Concern Over Online Communities Focused on Mental Illness: The LGBTQ-ifacation of Disordered Behavior

Let's get one thing straight before I delve into my concerns, I'm not. I am a biromantic, greysexual, agender person. I am very much queer and have been (consciously) since elementary school, when I had my bi awakening. I am speaking as a disordered, queer person here so I do, indeed, have some footing in this conversation.


I am... Slightly anxious over the approach to mental illness these days. I'm not going to sit here and hammer on about how, "Kids these days are unruly! Yadda Yadda, blarg blarg blarg!"- No, that's counter-productive and stupid. I am talking about how we, as a seemingly perpetual online society ala COVID, is now approaching mental illness.

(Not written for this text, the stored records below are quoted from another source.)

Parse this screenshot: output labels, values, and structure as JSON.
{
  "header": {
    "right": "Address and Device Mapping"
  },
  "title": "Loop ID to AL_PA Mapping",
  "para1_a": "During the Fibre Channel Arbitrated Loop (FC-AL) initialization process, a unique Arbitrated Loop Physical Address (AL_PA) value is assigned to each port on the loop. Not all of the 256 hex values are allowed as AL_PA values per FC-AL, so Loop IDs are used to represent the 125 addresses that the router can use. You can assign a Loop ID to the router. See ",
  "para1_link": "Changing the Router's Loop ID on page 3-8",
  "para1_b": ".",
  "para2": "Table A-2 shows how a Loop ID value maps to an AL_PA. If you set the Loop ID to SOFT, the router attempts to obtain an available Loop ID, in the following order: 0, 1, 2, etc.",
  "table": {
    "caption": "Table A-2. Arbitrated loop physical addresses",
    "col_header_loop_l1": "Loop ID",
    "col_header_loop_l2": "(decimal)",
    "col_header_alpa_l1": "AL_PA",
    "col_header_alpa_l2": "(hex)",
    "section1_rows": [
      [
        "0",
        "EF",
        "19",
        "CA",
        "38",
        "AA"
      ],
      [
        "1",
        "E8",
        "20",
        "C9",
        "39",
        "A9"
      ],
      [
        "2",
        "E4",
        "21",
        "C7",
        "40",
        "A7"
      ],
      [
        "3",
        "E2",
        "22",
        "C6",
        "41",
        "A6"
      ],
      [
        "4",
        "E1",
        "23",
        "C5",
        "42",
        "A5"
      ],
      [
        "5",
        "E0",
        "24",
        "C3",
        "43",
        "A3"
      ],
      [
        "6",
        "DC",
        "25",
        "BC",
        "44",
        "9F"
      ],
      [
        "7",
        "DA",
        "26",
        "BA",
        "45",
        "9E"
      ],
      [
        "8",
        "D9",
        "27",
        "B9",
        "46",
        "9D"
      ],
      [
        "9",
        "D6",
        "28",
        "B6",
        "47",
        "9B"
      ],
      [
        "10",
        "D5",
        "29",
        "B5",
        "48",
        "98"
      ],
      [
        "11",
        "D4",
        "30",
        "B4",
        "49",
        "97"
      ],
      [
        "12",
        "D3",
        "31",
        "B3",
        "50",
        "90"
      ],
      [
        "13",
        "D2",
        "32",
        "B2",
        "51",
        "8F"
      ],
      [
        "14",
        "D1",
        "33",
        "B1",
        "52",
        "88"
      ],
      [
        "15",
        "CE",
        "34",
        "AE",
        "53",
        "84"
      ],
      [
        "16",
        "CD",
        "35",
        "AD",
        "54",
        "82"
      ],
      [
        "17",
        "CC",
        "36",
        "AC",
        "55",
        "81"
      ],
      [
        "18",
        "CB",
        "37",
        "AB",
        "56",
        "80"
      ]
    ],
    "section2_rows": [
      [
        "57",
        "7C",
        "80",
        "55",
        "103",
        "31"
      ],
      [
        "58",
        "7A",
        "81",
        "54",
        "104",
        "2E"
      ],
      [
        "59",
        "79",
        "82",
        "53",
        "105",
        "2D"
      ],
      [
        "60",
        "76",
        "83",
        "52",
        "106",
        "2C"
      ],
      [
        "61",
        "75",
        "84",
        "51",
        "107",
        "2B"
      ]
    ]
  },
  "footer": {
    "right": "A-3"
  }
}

The title of this blog sounds dumb because it is but also, I do not have a better way of communicating my point. I am slightly involved in a community online discussing a mental illness I suffer from. I am a lurker in these tags/forums but I read the posts there often because again, I suffer the disorder being discussed and I'd like to relate to somebody, ya know? But over the past couple years being involved with said community, I've noticed a surge in having pride over your disorder. That's great, you might think, but truthfully it makes me uncomfortable. I don't have issue with folks being open about their illness, in fact, I think it very brave! What I am uncomfortable with is... Disorder Pride Flags.

I feel that being LGBTQ+ and being mentally ill are adjacent but not fully intertwined. Let me explain... As a queer kid, you feel different. You might not always know how you're different, but you know. This difference can lead to exclusion, bullying, and sometimes, punishment if you come from a particularly unaccepting household. These scenarios create trauma and trauma can lead to mental illness. So you see the correlation there, yes? But that's all it is, correlation, not causation. Queerness does not inherently mean mentally ill. They can overlap, but not always.Β 

Pride Flags are a way of communication, they say, in my opinion, "Look! I am queer, I am human, I am not ashamed, your oppression cannot change me!" It can be argued that disordered people are merely doing the same thing, proclaiming their unashamed existence... I am still uncomfortable with that notion because it feels like it's hijacking the idea of Pride? Is that not a sort of appropriation? I am unsure how to phrase this all too well, but autism be damned, I'm going to try!

I feel it in the same vein as white women stealing talking points from BIPOC and translating it to white feminism. It's kind of scummy, right? It's something that happens a lot and deserves calling out, rightfully so.

I'm not calling for my fellow mentally ill peeps out there to stop using Pride Flags relating to their disorder, merely just expressing my own reason for being uncomfortable with the concept. This blog entry is not meant to be a "callout" - it's just something onΒ  my mind and something I wanted to attempt to write out for my personal musing. Blarg blarg blarg.